Es war ihr immer noch unmöglich erschienen, dass ihre Mutter nicht mehr sein sollte. Sie würde den Tag nie vergessen, als sie den Arzt im Krankenhaus gefragt hatte: Wie ist das passiert? Er hatte sie so kummervoll angesehen, ein guter Mann, geschlagen von der Wissenschaft. »Genau wissen wir das nicht«, hatte er gesagt, »aber aus irgendeinem Grund hat sich vor fünf oder vielleicht auch zehn Jahren eine Zelle falsch geteilt, und damit hat es angefangen …«
Eine Zelle hat sich falsch geteilt. Seltsam, dass etwas so Winziges so gigantische Auswirkungen haben konnte.

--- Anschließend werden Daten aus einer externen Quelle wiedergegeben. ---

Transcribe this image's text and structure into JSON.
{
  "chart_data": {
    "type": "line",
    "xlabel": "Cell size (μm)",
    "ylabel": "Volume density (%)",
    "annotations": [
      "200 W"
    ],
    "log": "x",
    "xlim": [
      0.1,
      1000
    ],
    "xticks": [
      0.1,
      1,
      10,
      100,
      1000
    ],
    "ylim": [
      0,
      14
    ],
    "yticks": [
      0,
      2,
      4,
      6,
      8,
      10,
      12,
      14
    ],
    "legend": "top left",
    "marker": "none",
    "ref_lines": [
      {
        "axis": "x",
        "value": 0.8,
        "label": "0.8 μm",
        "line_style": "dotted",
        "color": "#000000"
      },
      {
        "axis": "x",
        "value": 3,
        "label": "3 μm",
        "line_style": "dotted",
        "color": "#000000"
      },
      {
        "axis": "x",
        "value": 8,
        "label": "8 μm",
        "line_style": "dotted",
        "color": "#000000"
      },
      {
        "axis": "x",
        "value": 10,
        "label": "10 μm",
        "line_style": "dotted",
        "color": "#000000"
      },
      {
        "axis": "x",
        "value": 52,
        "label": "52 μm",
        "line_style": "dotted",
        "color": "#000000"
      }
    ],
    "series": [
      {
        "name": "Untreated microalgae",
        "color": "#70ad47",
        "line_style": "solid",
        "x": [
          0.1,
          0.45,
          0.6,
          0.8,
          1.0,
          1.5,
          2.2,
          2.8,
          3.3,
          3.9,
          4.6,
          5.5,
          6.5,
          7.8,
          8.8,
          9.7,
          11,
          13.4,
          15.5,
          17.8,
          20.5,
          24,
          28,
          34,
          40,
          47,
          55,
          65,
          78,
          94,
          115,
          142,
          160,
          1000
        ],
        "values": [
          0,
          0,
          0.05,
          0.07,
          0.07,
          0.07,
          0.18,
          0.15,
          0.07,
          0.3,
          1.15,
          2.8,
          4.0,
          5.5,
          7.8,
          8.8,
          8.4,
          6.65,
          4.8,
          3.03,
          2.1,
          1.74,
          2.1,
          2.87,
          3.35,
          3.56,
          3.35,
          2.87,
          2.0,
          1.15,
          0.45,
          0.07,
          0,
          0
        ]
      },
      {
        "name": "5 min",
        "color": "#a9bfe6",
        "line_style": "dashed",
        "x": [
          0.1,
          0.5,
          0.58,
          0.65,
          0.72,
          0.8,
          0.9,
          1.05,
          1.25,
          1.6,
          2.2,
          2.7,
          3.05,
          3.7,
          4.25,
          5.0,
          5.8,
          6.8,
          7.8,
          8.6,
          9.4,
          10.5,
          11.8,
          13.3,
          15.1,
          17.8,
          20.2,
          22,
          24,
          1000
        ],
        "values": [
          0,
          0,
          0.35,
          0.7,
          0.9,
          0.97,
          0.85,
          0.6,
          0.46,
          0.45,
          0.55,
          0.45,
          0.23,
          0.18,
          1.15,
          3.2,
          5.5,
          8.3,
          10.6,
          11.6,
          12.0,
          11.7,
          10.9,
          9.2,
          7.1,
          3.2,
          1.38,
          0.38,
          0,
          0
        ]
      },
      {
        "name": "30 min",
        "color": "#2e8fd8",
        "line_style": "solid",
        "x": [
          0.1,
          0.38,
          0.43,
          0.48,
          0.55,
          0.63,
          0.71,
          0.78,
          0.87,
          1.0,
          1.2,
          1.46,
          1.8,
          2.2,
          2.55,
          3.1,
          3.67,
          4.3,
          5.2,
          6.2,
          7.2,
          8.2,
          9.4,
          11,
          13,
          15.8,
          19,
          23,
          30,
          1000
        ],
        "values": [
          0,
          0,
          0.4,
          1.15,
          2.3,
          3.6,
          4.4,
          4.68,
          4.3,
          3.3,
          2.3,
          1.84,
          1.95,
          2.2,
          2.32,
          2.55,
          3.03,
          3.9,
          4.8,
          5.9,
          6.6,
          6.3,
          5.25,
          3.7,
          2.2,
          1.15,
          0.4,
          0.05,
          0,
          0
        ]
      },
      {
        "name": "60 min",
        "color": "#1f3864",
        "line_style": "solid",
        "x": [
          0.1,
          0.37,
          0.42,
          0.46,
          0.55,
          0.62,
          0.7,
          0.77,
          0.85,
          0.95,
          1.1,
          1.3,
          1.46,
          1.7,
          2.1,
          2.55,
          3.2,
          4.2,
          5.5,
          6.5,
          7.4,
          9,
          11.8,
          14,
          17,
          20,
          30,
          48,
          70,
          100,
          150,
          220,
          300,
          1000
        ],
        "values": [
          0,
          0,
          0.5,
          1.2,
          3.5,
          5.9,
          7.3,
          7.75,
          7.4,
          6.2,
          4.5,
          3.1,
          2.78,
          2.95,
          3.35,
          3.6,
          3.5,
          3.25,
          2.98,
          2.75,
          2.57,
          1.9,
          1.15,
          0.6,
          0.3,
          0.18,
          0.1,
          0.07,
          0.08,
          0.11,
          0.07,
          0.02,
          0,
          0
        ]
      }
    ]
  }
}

»He, du!«, rief Jackie, deren Stimme sich aus dem kleinen Wald der Grabsteine erhob. »Hörst du endlich auf, an den Gräbern deiner Ahnen niederzuknien, und kommst her, damit wir uns diese Tüte teilen können?«
Abbey ging zu Jackie zurück, die mit dem Rücken an einem Grabstein lehnte. »Meine Ahnen? Pass auf, mit wem du redest, weißes Mädchen.«
»Lass den Blödsinn, du bist genauso sehr in Maine verwurzelt wie ich. Versteh das nicht falsch.«
Abbey setzte sich im Schneidersitz zu ihr, nahm den Joint, inhalierte und gab ihn zurück. Während sich das brennende Gefühl von ihrer Lunge in ihren Kopf ausbreitete, wickelte sie ihr Sandwich aus und biss hinein. Sie aßen schweigend, dann ließ Abbey sich rücklings ins Gras sinken, faltete die Hände hinter dem Kopf und schaute in den blauen Himmel hinauf. »Ist dir nichts aufgefallen?«, fragte sie. »Mindestens die Hälfte der Leute, die hier begraben sind, waren jünger als wir.«
»Du wirst immer so leicht morbide.«
»Ich werde nicht mehr morbide sein, wenn ich den Meteoriten gefunden habe.«
Die beiden lachten, im Gras ausgestreckt, die Gesichter dem Himmel zugewandt.